By the time that Sport gets mentioned on the news on TV, or our news feed, or we scroll down the news webpage to the sport section, we are so desperate for something positive and to feel good about the world we latch onto sport. And when our team wins it pulls us out of our depressed pit we have been living in for 45 minutes and takes us to a place of euphoria (by comparison). We chase that feeling as it becomes the antidote to the horrors in our world.

This is not just an Australian phenomenon. It is global. We think we love our sport in Australia but have you ever been to a sporting event in another country – we are all as crazy as each other.

Really, it just comes down to us understanding and managing our emotions. The world is not all bad with the only shining light being sport.

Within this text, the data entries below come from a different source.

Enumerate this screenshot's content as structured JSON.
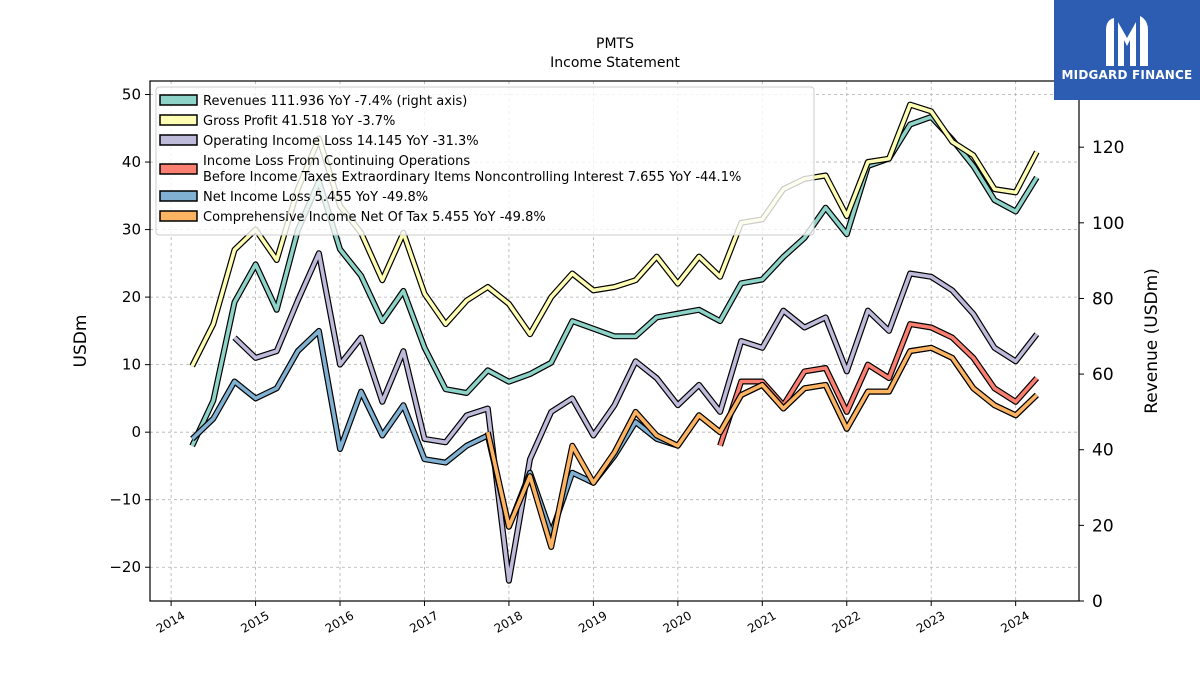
{
  "brand": {
    "name": "MIDGARD FINANCE",
    "logo": "midgard-m-logo-icon",
    "color": "#2d5db3"
  },
  "chart_data": {
    "type": "line",
    "title": "PMTS",
    "subtitle": "Income Statement",
    "ylabel": "USDm",
    "y2label": "Revenue (USDm)",
    "ylim": [
      -25,
      52
    ],
    "y2lim": [
      0,
      137.5
    ],
    "yticks": [
      -20,
      -10,
      0,
      10,
      20,
      30,
      40,
      50
    ],
    "y2ticks": [
      0,
      20,
      40,
      60,
      80,
      100,
      120
    ],
    "xlim": [
      2013.75,
      2024.75
    ],
    "xticks": [
      "2014",
      "2015",
      "2016",
      "2017",
      "2018",
      "2019",
      "2020",
      "2021",
      "2022",
      "2023",
      "2024"
    ],
    "grid": true,
    "legend_position": "top-left",
    "series": [
      {
        "name": "Revenues  111.936 YoY -7.4% (right axis)",
        "axis": "right",
        "color": "#8dd3c7",
        "x": [
          2014.25,
          2014.5,
          2014.75,
          2015.0,
          2015.25,
          2015.5,
          2015.75,
          2016.0,
          2016.25,
          2016.5,
          2016.75,
          2017.0,
          2017.25,
          2017.5,
          2017.75,
          2018.0,
          2018.25,
          2018.5,
          2018.75,
          2019.0,
          2019.25,
          2019.5,
          2019.75,
          2020.0,
          2020.25,
          2020.5,
          2020.75,
          2021.0,
          2021.25,
          2021.5,
          2021.75,
          2022.0,
          2022.25,
          2022.5,
          2022.75,
          2023.0,
          2023.25,
          2023.5,
          2023.75,
          2024.0,
          2024.25
        ],
        "values": [
          41,
          53,
          79,
          89,
          77,
          98,
          111,
          93,
          86,
          74,
          82,
          67,
          56,
          55,
          61,
          58,
          60,
          63,
          74,
          72,
          70,
          70,
          75,
          76,
          77,
          74,
          84,
          85,
          91,
          96,
          104,
          97,
          115,
          117,
          126,
          128,
          122,
          115,
          106,
          103,
          112
        ]
      },
      {
        "name": "Gross Profit  41.518 YoY -3.7%",
        "color": "#ffffb3",
        "x": [
          2014.25,
          2014.5,
          2014.75,
          2015.0,
          2015.25,
          2015.5,
          2015.75,
          2016.0,
          2016.25,
          2016.5,
          2016.75,
          2017.0,
          2017.25,
          2017.5,
          2017.75,
          2018.0,
          2018.25,
          2018.5,
          2018.75,
          2019.0,
          2019.25,
          2019.5,
          2019.75,
          2020.0,
          2020.25,
          2020.5,
          2020.75,
          2021.0,
          2021.25,
          2021.5,
          2021.75,
          2022.0,
          2022.25,
          2022.5,
          2022.75,
          2023.0,
          2023.25,
          2023.5,
          2023.75,
          2024.0,
          2024.25
        ],
        "values": [
          9.8,
          16,
          27,
          30,
          25.5,
          36,
          43.5,
          33.5,
          29.5,
          22.5,
          29.5,
          20.5,
          16,
          19.5,
          21.5,
          19,
          14.5,
          20,
          23.5,
          21,
          21.5,
          22.5,
          26,
          22,
          26,
          23,
          31,
          31.5,
          36,
          37.5,
          38,
          32,
          40,
          40.5,
          48.5,
          47.5,
          43,
          41,
          36,
          35.5,
          41.5
        ]
      },
      {
        "name": "Operating Income Loss  14.145 YoY -31.3%",
        "color": "#bebada",
        "x": [
          2014.75,
          2015.0,
          2015.25,
          2015.5,
          2015.75,
          2016.0,
          2016.25,
          2016.5,
          2016.75,
          2017.0,
          2017.25,
          2017.5,
          2017.75,
          2018.0,
          2018.25,
          2018.5,
          2018.75,
          2019.0,
          2019.25,
          2019.5,
          2019.75,
          2020.0,
          2020.25,
          2020.5,
          2020.75,
          2021.0,
          2021.25,
          2021.5,
          2021.75,
          2022.0,
          2022.25,
          2022.5,
          2022.75,
          2023.0,
          2023.25,
          2023.5,
          2023.75,
          2024.0,
          2024.25
        ],
        "values": [
          14,
          11,
          12,
          19.5,
          26.5,
          10,
          14,
          4.5,
          12,
          -1,
          -1.5,
          2.5,
          3.5,
          -22,
          -4,
          3,
          5,
          -0.5,
          4,
          10.5,
          8,
          4,
          7,
          3,
          13.5,
          12.5,
          18,
          15.5,
          17,
          9,
          18,
          15,
          23.5,
          23,
          21,
          17.5,
          12.5,
          10.5,
          14.5
        ]
      },
      {
        "name": "Income Loss From Continuing Operations\nBefore Income Taxes Extraordinary Items Noncontrolling Interest  7.655 YoY -44.1%",
        "color": "#fb8072",
        "x": [
          2020.5,
          2020.75,
          2021.0,
          2021.25,
          2021.5,
          2021.75,
          2022.0,
          2022.25,
          2022.5,
          2022.75,
          2023.0,
          2023.25,
          2023.5,
          2023.75,
          2024.0,
          2024.25
        ],
        "values": [
          -2,
          7.5,
          7.5,
          4,
          9,
          9.5,
          3,
          10,
          8,
          16,
          15.5,
          14,
          11,
          6.5,
          4.5,
          8
        ]
      },
      {
        "name": "Net Income Loss  5.455 YoY -49.8%",
        "color": "#80b1d3",
        "x": [
          2014.25,
          2014.5,
          2014.75,
          2015.0,
          2015.25,
          2015.5,
          2015.75,
          2016.0,
          2016.25,
          2016.5,
          2016.75,
          2017.0,
          2017.25,
          2017.5,
          2017.75,
          2018.0,
          2018.25,
          2018.5,
          2018.75,
          2019.0,
          2019.25,
          2019.5,
          2019.75,
          2020.0,
          2020.25,
          2020.5,
          2020.75,
          2021.0,
          2021.25,
          2021.5,
          2021.75,
          2022.0,
          2022.25,
          2022.5,
          2022.75,
          2023.0,
          2023.25,
          2023.5,
          2023.75,
          2024.0,
          2024.25
        ],
        "values": [
          -1,
          2,
          7.5,
          5,
          6.5,
          12,
          15,
          -2.5,
          6,
          -0.5,
          4,
          -4,
          -4.5,
          -2,
          -0.5,
          -14,
          -6,
          -15,
          -6,
          -7.5,
          -3.5,
          1.5,
          -1,
          -2,
          2.5,
          0,
          5.5,
          7,
          3.5,
          6.5,
          7,
          0.5,
          6,
          6,
          12,
          12.5,
          11,
          6.5,
          4,
          2.5,
          5.5
        ]
      },
      {
        "name": "Comprehensive Income Net Of Tax  5.455 YoY -49.8%",
        "color": "#fdb462",
        "x": [
          2017.75,
          2018.0,
          2018.25,
          2018.5,
          2018.75,
          2019.0,
          2019.25,
          2019.5,
          2019.75,
          2020.0,
          2020.25,
          2020.5,
          2020.75,
          2021.0,
          2021.25,
          2021.5,
          2021.75,
          2022.0,
          2022.25,
          2022.5,
          2022.75,
          2023.0,
          2023.25,
          2023.5,
          2023.75,
          2024.0,
          2024.25
        ],
        "values": [
          0,
          -14,
          -6.5,
          -17,
          -2,
          -7.5,
          -3,
          3,
          -0.5,
          -2,
          2.5,
          0,
          5.5,
          7,
          3.5,
          6.5,
          7,
          0.5,
          6,
          6,
          12,
          12.5,
          11,
          6.5,
          4,
          2.5,
          5.5
        ]
      }
    ]
  }
}
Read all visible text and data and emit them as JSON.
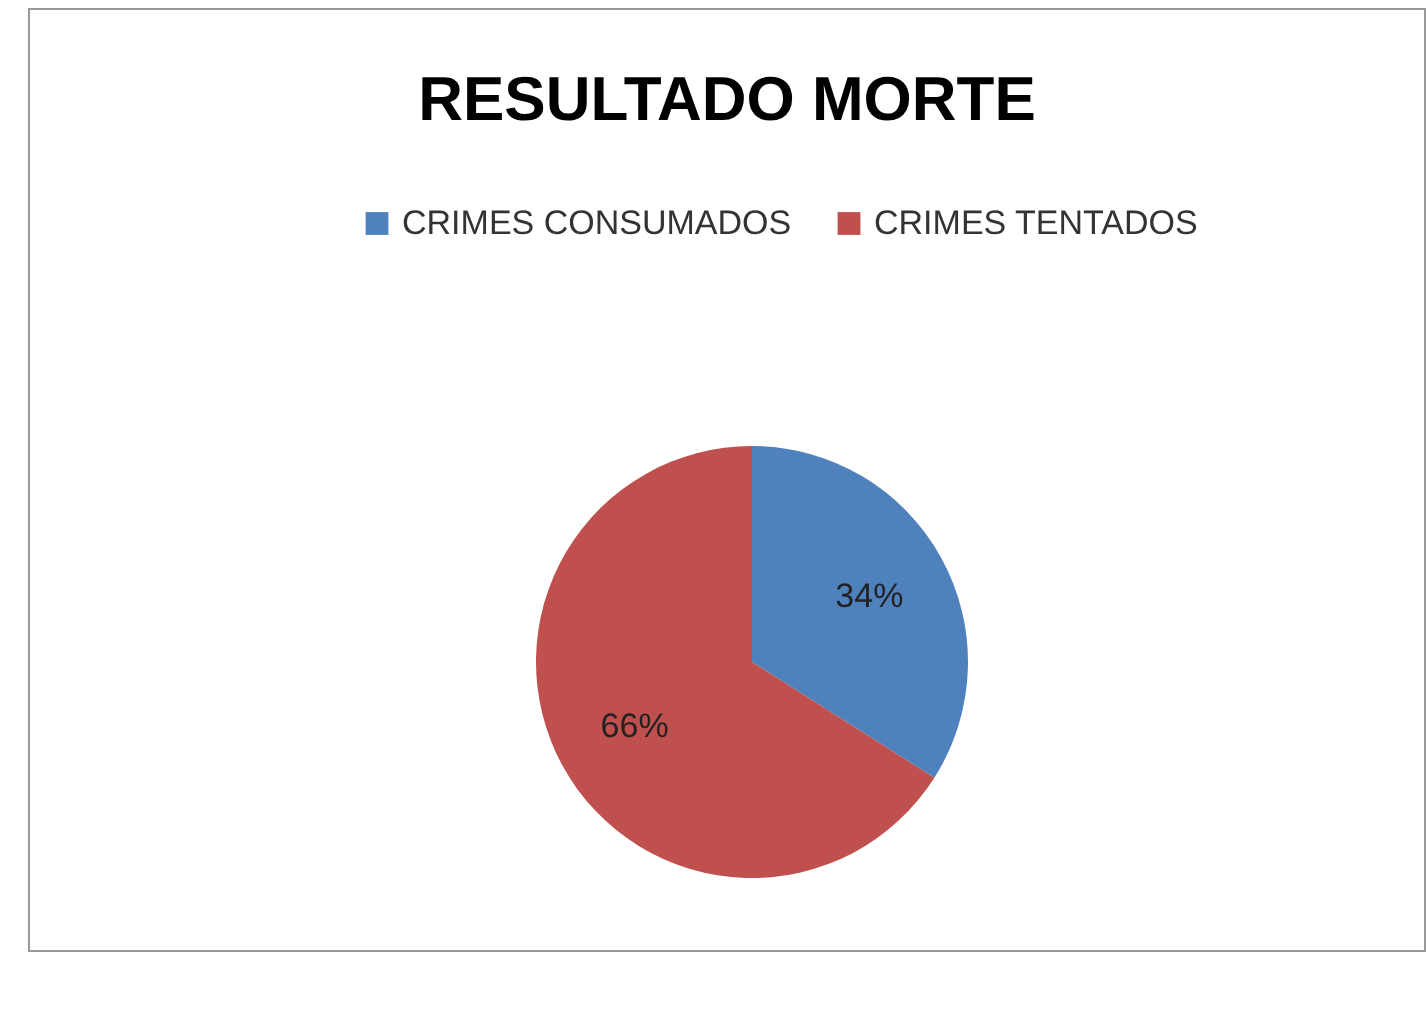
{
  "chart_data": {
    "type": "pie",
    "title": "RESULTADO  MORTE",
    "categories": [
      "CRIMES CONSUMADOS",
      "CRIMES TENTADOS"
    ],
    "values": [
      34,
      66
    ],
    "colors": [
      "#4f81bd",
      "#c0504d"
    ],
    "value_labels": [
      "34%",
      "66%"
    ],
    "legend": "top"
  }
}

There are so many good things happening for us to feel positive outside of our favourite team having a good game/match/innings/set/season/pre-season/draft.

Plus, sport is a fools antidote, because eventually our team loses and we are back to being depressed, until next week when they are ‘sure to win again’. It’s a never ending cycle. If we can recognise that, yes, there are bad things in the world, injustices and tragedies, but we are in a much better position that we have been for decades, and we don’t need sport to cheer us up. Feel free to start here.

Can’t Buy Me Love…But Maybe Happiness

We are discovering that money, whilst it can’t buy long term happiness, can in fact buy short term happiness (happiness blips), if we spend it on the right thing. Things like the right experience which can create a memory that last a lifetime, rather than a physical thing that depreciates and collects dust over a lifetime. Also, spending money on specific brands – you know, the ones that go out of their way to create a relationship with you which build a customer loyalty bordering on the fanatical. Or on those larger purchases that we have been dreaming of for a long time – big screen TV, or the furniture we have been waiting so long for. These can all create some form of happiness.

But, to get the best form of happiness from money, and to discover the key to a meaningful life, is to spend money on someone else. Studies have suggested this for a while, that we can find happiness in a generous act, and that as our incomes increase the levels of happiness we experience do not correlate. Meaning that our level of happiness does not increase at the same rate as our level of income – there is a certain point when our income level has no impact on how happy we. Perhaps that is because we are not spending our money on things that will create happiness, or perhaps it’s what Dave Ramsay suggests,

“Money won’t make you happy. Money just makes you more of what you already are”.

To find happiness and real purpose with our money is to spend it on someone else, donate it to charity or otherwise give it away. This will dramatically increases our level of happiness. Doing it once might make you happy for a day, but making it a lifelong habit can make a lasting difference in your life, and the lives of others.